I started making decisions, even though I knew someone might be disappointed in me. I used money intended to pay "that bill" and purchased a one-year membership to the dog park because Moo loved exploring while I got to be in nature; I got to watch my girl live her best life while getting exercise. Huh, who knew that exercise didn't need to be a punishment for being cursed with "fat."


I decided that while I love kids, they are not the future that I want for myself. And this time, I knew that it was MY choice, not one I was making for someone else's future. I stopped working every hour they would allow, thinking that it was what I needed to get ahead in life, and started living a life I love. I started making healthy choices that made me feel guilty at the moment but glorious in the after-effects.


It wasn't until I stopped living a life that society told me was expected of someone "like me" and I started living a life that truly made me happy that things began to make sense.


I might not have the best saving habits, but I have the best life I have ever lived, and I'm making progress toward financial security. And I might not be a perfect weight, but I'm making healthy choices for my body because I enjoy how it feels to give my body what it wants instead of punishing it for being "fat." It's crazy how much the choices you want to make for your body when you love it are very close to the ones you "should" make when you are punishing it.

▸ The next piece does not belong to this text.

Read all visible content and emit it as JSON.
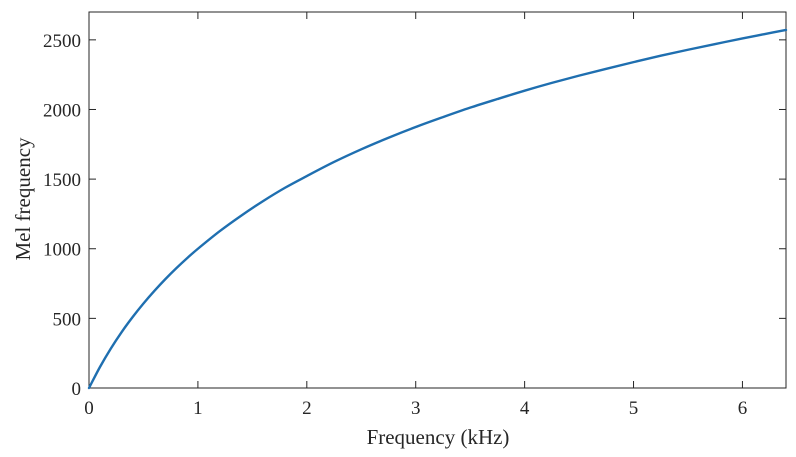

I got the position I felt like I had been FIGHTING for, without a fight, by just being me!! I finally found my other half, who completes me by just being me!!


I used to go to bed each night excited to wake up in the morning to have a cup of coffee. It was the one thing I truly enjoyed in life. It is not a joke or an exaggeration to any degree. And now? I couldn't tell you the last time I had coffee; I'm finally living a life worth waking up for!